Author: Hanqin LI ¹ ; Susu MAO ; Haitao WANG ; Ke ZEN ; Chenyu ZHANG ; Liang LI
Author Information

1. Jiangsu Engineering Research Center for MicroRNA Biology and Biotechnology, State Key Laboratory of Pharmaceutical Biotechnology, Nanjing University School of Life Sciences, Nanjing, 210093, China.
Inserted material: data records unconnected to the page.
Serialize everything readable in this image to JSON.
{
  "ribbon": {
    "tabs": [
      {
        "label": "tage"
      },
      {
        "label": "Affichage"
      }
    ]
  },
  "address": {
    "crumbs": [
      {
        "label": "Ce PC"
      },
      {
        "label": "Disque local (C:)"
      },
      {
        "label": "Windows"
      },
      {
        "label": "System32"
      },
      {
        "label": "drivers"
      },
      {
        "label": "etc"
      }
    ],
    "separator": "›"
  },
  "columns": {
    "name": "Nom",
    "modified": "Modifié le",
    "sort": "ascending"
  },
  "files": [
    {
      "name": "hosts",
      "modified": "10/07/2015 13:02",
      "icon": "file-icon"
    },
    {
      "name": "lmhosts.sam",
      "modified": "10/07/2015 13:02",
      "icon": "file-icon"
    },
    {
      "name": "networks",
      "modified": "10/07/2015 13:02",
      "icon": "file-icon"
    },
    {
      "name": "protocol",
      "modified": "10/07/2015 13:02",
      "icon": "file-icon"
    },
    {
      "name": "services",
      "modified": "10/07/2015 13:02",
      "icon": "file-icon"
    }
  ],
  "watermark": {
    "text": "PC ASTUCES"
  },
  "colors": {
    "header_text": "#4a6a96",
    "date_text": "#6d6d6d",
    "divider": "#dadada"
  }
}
Publication Type:Journal Article
MeSH: Animals; Axons; metabolism; physiology; Hippocampus; growth & development; metabolism; Mice; MicroRNAs; genetics; metabolism; Microtubule-Associated Proteins; genetics; Neurogenesis; Neurons; metabolism; Neuropeptides; genetics; Primary Cell Culture
From: Protein & Cell 2014;5(2):160-169
CountryChina
Language:English
Abstract: MicroRNAs (miRNAs) are endogenously expressed small, non-coding transcripts that regulate protein expression. Substantial evidences suggest that miRNAs are enriched in central nervous system, where they are hypothesized to play pivotal roles during neural development. In the present study, we analyzed miRNAs expression in mice cerebral cortex and hippocampus at different developmental stages and found miR-29a increased dramatically at postnatal stages. In addition, we provided strong evidences that miR-29a is enriched in mature neurons both in vitro and in vivo. Further investigation demonstrated that the activation of glutamate receptors induced endogenous miR-29a level in primary neurons. Moreover, we showed that miR-29a directly regulated its target protein Doublecortin (DCX) expression, which further modulated axon branching in primary culture. Together, our results suggested that miR-29a play an important role in neuronal development of mice cerebrum.